Like everyone else in Lithuanian football, Paulius Jakelis was stunned when he heard that Keisuke Honda had joined Suduva.
"To be honest, I have no idea why he decided to come here," the TV commentator tells Goal.
“Everyone in Lithuania was surprised. We had some famous foreigners here in recent seasons, including (former Liverpool striker) David N'Gog or (Nigeria international) Ogenyi Onazi.
“We also had Paulinho, who later played for Brazil and Barcelona, but that was a completely different story, as he came to Lithuania as a young, no-name foreigner.
"Honda is the exact opposite. He is already a well-known name in the football world. He is a superstar and a huge influencer in Japan, so it's a very strange decision."
Honda is, though, a well-travelled player. In terms of countries, Lithuania is the 10th different country on what looks more like a world tour than a football career.
In recent years, he has played in Mexico, Australia, Netherlands, Brazil, Portugal and Azerbaijan.
The 35-year-old first came to European attention, of course, during a successful three-year stay at CSKA Moscow in Russia, before moving to Italy in 2014 after agreeing a free transfer to AC Milan.
At international level, meanwhile, he represented Japan at three World Cups and earned 98 caps in total, scoring 37 times in the process.
What, then, attracted him to Lithuanian outfit Suduva?
"I'm not here for the money," Honda insisted during his first press conference. "I was intrigued because the season is ending soon yet I can fight for the title and experience a new country."
Indeed, as it stands, Suduva are top of the table, six points ahead of second-placed Zalgiris, albeit having played two games more.
Honda has wasted little time in making his presence felt on the pitch, even bagging a debut goal in a 4-0 rout of Banga on September 26.
Jakelis, though, feels it would be wrong to portray Honda's arrival as some sort of dramatic turning point in the title race.
“It was all over Lithuanian media when he signed but while I see this as a huge signing in terms of his name and social media numbers, I don’t think it’s something significant if we talk about his quality on the pitch," the media expert says.
"He is not young anymore, not in his best shape. Huge name? Yes. But I don’t think that he will prove one of the most important players at Suduva, to be honest.
"He joined after the season started. Moreover, Suduva was not a bad team beforehand!"
Of course, it has also been argued that Honda will have a bigger impact off the pitch.
The Lithuanian top flight does not attract a lot of fans and basketball is a major competitor in the battle for public attention.
Indeed, Jakelis does not believe Honda will leave behind a lasting legacy, particularly as his deal only runs until the end of the season, in November.
“Generally, I see his arrival as a positive thing for Lithuanian football," he explains. "The local league is not very popular and has low attendance numbers.
"Some extra fans will come to the stadium for sure, but I doubt this signing will change something dramatically, as happened when LaMelo and LiAngelo Ball joined local basketball club BC Prienai-Vytautas.

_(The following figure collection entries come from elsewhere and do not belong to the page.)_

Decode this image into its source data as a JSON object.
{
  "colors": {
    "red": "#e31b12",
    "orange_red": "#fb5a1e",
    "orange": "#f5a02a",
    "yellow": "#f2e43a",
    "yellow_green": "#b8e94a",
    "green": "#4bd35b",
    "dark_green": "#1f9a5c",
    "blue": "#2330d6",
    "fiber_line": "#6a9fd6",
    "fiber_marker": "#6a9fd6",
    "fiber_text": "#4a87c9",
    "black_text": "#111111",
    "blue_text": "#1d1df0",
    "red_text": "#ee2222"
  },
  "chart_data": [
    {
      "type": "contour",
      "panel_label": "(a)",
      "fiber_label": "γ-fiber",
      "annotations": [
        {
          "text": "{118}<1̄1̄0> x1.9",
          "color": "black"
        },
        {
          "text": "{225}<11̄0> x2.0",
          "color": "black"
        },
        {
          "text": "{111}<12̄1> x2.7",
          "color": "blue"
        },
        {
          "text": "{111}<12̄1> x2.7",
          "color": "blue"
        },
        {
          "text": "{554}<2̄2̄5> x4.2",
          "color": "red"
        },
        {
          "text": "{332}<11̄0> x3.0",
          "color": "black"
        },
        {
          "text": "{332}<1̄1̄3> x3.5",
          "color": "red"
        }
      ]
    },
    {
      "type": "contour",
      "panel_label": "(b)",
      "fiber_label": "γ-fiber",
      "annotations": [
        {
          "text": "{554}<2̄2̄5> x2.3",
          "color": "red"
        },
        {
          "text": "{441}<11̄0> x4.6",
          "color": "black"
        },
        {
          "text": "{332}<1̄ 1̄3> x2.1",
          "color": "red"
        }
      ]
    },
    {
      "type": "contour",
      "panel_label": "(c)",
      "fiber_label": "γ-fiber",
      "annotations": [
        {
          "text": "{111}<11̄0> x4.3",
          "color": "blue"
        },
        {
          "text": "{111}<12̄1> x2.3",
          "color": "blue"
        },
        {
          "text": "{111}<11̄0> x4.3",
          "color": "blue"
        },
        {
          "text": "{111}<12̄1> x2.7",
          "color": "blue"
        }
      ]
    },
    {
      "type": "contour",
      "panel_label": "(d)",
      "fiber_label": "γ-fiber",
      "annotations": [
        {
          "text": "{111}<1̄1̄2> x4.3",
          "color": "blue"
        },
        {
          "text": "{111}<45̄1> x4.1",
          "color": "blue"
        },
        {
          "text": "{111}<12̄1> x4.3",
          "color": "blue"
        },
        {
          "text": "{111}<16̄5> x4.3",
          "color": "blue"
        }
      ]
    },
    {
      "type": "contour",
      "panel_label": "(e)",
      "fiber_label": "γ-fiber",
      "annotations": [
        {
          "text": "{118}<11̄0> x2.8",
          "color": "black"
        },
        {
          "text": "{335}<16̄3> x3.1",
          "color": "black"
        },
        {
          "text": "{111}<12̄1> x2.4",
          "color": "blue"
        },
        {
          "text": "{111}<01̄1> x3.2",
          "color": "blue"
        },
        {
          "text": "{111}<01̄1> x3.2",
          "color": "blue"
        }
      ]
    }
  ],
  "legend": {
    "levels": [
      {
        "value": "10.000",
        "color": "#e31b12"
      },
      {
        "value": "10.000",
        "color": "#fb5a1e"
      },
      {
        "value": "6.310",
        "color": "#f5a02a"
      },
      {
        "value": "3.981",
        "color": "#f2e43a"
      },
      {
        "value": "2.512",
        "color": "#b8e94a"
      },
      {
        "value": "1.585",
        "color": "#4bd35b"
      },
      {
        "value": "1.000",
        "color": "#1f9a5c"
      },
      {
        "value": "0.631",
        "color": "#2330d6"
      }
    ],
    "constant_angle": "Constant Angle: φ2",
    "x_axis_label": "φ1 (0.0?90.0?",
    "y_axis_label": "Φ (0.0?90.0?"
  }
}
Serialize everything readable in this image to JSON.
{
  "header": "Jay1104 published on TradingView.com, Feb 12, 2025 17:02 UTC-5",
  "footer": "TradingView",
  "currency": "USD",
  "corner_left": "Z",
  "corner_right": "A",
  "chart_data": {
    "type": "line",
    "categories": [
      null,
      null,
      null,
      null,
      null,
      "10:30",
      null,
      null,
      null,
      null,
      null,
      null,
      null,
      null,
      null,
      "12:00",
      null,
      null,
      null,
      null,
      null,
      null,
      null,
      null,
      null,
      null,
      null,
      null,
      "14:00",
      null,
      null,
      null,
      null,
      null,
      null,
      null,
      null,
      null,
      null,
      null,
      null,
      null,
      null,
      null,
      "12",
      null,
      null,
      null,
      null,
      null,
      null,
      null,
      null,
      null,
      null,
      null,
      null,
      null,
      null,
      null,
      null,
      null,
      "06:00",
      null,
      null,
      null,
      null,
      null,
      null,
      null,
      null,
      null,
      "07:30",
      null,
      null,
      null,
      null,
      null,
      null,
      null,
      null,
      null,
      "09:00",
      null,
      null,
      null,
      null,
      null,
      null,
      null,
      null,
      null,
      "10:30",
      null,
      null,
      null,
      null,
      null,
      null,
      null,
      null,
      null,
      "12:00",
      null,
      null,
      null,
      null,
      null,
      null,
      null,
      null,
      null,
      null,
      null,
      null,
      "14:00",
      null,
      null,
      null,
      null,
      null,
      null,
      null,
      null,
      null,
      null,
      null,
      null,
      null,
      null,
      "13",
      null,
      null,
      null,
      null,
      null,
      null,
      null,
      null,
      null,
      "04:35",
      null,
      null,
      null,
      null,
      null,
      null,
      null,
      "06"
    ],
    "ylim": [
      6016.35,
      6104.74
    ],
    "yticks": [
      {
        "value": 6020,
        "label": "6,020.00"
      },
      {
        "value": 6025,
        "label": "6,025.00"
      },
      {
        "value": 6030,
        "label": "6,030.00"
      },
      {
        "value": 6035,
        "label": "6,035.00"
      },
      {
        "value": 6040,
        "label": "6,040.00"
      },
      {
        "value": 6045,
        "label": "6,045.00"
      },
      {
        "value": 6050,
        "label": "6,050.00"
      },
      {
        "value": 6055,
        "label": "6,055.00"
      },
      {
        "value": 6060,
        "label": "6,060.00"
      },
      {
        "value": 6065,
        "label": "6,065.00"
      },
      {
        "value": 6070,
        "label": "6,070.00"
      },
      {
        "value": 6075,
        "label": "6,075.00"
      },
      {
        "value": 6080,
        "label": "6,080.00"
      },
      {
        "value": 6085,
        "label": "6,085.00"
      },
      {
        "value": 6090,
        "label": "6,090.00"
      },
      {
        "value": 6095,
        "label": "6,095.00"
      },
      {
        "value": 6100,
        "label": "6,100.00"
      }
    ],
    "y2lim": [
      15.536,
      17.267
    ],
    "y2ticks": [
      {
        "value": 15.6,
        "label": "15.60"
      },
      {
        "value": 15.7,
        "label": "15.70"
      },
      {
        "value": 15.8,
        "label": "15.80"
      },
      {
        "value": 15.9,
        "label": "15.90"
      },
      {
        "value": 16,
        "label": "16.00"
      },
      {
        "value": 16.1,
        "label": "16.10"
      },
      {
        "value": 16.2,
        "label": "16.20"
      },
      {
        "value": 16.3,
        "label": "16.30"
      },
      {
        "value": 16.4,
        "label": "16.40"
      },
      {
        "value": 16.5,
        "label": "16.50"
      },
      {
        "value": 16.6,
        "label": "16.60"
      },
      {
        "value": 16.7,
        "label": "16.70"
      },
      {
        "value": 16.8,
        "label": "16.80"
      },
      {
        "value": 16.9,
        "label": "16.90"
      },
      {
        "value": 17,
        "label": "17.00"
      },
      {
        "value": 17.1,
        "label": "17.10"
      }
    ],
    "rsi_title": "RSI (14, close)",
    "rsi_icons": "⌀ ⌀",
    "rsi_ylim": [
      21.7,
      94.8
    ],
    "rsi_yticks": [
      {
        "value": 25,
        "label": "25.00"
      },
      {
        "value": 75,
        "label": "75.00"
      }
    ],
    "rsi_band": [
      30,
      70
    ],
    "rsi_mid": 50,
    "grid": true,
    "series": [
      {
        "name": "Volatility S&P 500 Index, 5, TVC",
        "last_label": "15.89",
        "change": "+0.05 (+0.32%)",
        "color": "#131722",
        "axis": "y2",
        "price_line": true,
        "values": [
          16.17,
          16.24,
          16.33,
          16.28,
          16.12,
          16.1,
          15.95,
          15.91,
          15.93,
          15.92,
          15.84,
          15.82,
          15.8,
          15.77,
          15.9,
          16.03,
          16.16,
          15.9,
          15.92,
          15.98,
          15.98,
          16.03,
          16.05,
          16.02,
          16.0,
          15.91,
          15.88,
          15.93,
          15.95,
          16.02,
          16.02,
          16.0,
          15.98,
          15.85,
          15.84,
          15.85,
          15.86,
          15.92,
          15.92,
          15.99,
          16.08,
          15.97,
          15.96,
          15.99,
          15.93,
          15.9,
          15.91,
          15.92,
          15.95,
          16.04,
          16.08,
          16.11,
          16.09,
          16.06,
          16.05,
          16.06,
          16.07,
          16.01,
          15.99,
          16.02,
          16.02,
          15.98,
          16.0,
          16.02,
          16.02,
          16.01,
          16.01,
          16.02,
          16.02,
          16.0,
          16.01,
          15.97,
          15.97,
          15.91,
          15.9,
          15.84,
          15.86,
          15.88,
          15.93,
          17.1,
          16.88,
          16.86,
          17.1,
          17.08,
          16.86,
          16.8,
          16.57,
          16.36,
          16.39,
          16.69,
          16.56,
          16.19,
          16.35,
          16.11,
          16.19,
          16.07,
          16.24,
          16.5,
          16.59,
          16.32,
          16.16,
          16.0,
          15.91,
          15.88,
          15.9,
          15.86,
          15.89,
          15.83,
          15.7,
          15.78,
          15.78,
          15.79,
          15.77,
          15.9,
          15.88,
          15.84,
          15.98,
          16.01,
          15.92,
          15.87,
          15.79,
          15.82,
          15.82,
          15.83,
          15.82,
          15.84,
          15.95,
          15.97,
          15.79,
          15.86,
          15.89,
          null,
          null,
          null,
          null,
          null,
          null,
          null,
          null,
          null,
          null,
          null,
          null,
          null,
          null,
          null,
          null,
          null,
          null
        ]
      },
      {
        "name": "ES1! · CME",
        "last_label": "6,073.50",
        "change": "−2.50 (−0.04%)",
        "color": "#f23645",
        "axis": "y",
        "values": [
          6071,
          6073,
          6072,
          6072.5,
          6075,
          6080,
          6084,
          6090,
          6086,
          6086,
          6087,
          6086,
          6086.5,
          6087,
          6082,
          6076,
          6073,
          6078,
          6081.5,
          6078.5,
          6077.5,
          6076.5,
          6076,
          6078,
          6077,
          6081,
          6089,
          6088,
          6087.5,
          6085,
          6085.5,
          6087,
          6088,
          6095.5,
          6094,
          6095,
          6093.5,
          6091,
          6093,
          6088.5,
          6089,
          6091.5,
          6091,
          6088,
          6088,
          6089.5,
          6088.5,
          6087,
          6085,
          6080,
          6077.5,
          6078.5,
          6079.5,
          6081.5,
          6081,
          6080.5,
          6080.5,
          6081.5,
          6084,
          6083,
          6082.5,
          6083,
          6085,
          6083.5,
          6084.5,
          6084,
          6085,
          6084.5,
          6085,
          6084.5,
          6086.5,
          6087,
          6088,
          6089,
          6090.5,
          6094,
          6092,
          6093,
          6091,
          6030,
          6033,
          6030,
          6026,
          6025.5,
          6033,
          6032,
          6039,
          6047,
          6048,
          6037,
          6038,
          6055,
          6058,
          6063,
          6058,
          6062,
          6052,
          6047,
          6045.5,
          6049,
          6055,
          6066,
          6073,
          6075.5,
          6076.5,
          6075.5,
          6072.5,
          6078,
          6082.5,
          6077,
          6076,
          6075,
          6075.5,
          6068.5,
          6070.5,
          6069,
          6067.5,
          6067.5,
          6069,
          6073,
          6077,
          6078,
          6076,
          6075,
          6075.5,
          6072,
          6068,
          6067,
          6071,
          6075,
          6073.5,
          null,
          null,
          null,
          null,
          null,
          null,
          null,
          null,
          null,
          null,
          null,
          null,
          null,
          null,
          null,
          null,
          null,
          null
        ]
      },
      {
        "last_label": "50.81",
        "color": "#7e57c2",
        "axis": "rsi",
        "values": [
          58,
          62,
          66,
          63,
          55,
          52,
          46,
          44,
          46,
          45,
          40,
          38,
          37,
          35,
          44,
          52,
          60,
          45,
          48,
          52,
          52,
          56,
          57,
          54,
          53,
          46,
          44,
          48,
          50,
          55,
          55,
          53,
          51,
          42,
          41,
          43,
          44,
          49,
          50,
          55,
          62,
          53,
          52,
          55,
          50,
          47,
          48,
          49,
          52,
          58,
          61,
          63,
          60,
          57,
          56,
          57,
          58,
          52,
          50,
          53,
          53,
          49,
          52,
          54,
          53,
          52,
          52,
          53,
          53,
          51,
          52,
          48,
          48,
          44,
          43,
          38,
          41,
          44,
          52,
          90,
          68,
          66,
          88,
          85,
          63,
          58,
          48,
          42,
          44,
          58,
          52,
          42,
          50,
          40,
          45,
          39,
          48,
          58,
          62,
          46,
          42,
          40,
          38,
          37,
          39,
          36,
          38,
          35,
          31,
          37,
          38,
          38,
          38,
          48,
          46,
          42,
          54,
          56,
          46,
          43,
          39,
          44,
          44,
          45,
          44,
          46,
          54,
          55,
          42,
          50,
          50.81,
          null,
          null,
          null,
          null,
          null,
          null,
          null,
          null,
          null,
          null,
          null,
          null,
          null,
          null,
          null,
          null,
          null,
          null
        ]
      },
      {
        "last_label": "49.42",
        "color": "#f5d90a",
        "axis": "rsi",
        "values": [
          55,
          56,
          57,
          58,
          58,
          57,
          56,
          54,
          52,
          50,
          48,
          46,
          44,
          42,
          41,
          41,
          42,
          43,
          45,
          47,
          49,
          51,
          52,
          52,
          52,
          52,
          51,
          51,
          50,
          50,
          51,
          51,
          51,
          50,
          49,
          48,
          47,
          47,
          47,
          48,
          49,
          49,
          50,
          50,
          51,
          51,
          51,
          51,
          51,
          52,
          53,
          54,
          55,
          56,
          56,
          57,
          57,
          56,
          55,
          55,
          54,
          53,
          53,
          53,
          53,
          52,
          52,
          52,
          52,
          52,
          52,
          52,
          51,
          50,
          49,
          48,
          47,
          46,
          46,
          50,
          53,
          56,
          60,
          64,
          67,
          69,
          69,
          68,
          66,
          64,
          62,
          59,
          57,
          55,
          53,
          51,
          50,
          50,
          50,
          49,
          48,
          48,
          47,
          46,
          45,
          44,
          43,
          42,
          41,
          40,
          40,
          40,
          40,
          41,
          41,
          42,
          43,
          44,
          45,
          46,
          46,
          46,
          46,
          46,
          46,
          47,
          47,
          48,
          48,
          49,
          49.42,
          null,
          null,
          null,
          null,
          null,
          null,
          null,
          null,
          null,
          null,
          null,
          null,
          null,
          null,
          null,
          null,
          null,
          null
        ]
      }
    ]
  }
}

"For Suduva, it’s a good opportunity to gain more followers on their social media platforms. But for Honda, he probably just wants to experience everything in his life.
"Lithuania is completely different from Japan, but we have nice people, lovely cities and nice architecture.
“Only a few athletes in the world would have problems living in Lithuania in terms of their stardom, probably only Cristiano Ronaldo and Lionel Messi.
"Honda? He can enjoy a calm life here. He can easily walk around in every Lithuanian city and 99 per cent of people will not recognise him at all.
"And of those that do, only a few will be brave enough to ask for an autograph or photo!"
Honda has admitted that he will relish the anonymity that comes with living in Lithuania: "I couldn’t cross the street in Japan or other European countries, but I feel free here."
However, while he is still playing an active role in the management of the Cambodia national team, talking regularly with his coaching team and players through conference calls, there is still a desire to give something back.
"I'm not sure how I could help Lithuania but I have time," he argued. "I'd like to know more about education and social problems. I'll be here until the end of the season so I will start to get interested in those topics."
For now, though, he is primarily focused on winning a league title before deciding where the Keisuke Honda world tour will stop next.